In any event, a new Nile album is just around the corner and it’s safe to say Karl Sanders and crew have done it again. The South Carolina veterans haven’t strayed too far off their own beaten path with At the Gate of Sethu, their seventh full-length album. In keeping with tradition, the album is overflowing with blast beats, double bass, wild guitar solos, and frantic fretwork. Everything that has made Nile such a staple in the metal world for almost 15 years is here in spades; At the Gate of Sethu fits perfectly betwixt such classics as Annihilation of the Wicked, Black Seeds of Vengeance and Those Whom the Gods Detest.
The album opens with the typical haunting keyboards, which bleed sickeningly into the proper portion of “Enduring the Eternal Molestation of Flame.” It’s a classic Nile album opener, one that mirrors such gems as “The Blessed Dead” and “Cast Down the Heretic.” From there, Nile pulverizes everything in their path as they unload a carpet bombing of “The Fiends Who Come to Steal the Magick of the Deceased,” “The Inevitable Degradation of Flesh,” “When My Wrath is Done” and “Slaves of Xul.”
It’s destructive business as usual until Nile unleash “The Gods Who Light Up the Sky at the Gate of Sethu,” hands down the highlight of the album. With its quasi thrashy opening chords that lead into the ultra crushing and savage middle part all the way until the final 45 seconds or so where Sanders and Toler-Wade reel off some of their simplest, yet deadliest riffs to date, it’s one of the catchiest songs in the band’s history.
At the Gates of Sethu continues with five more songs that fall in line with the rest of the album, with the rest of their entire back catalogue. There isn’t a hint of weakness on the album and thankfully they have retained the eerie, haunting atmosphere they’ve patented years ago. It’s a classic Nile album through and through, though there are a few minuscule gripes.
For one, the kick drums are a bit too quite and sound rather tinny in the final mix; luckily the rest of the drums are audible and have enough meat not to sound distant and sterile. While they aren’t anywhere near as evanescent as on the dreadful-sounding (drum-wise) Ithyphallic, they still could have been produced with a more monstrous, thunderous sound. Another minor gripe is how the album ends; the roaring war music that follows the ending chords of “The Chaining of the Iniquitous” sounds forced and ends abruptly. It just sounds misplaced or tacked on, something Nile has never done in their existence.

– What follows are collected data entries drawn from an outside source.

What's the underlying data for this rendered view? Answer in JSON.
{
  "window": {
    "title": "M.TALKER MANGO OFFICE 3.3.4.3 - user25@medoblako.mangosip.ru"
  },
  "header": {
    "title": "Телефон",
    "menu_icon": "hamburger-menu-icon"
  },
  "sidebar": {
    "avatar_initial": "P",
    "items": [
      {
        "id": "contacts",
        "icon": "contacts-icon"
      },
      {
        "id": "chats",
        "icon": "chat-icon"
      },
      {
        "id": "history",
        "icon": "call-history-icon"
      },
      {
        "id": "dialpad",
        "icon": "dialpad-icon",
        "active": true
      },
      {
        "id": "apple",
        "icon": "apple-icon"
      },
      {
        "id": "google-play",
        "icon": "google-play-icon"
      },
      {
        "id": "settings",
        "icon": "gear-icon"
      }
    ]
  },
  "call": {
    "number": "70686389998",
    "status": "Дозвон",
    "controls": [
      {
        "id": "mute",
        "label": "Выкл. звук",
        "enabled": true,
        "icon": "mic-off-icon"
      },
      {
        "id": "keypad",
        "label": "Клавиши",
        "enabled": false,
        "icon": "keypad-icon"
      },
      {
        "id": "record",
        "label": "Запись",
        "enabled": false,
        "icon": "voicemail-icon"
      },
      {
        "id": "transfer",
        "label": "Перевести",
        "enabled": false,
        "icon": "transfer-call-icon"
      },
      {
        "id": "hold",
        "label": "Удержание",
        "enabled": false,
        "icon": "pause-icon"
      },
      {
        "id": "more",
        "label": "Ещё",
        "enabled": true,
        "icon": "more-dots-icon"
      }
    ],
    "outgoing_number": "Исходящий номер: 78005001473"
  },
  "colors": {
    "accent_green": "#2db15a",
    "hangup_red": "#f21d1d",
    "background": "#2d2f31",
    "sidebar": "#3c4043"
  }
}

Still, At the Gate of Sethu is a beast that needs to be scooped up as soon as it’s released. Fans of Nile will not be disappointed in the least because they’ve retained everything they’ve become famous for and they’ve added a few wrinkles along the way. It’s not the masterpiece that In Their Darkened Shrines is or, to a lesser degree, the aforementioned Annihilation of the Wicked, but it’s still a blockbuster of sorts and it’s easily one of the best albums of 2012.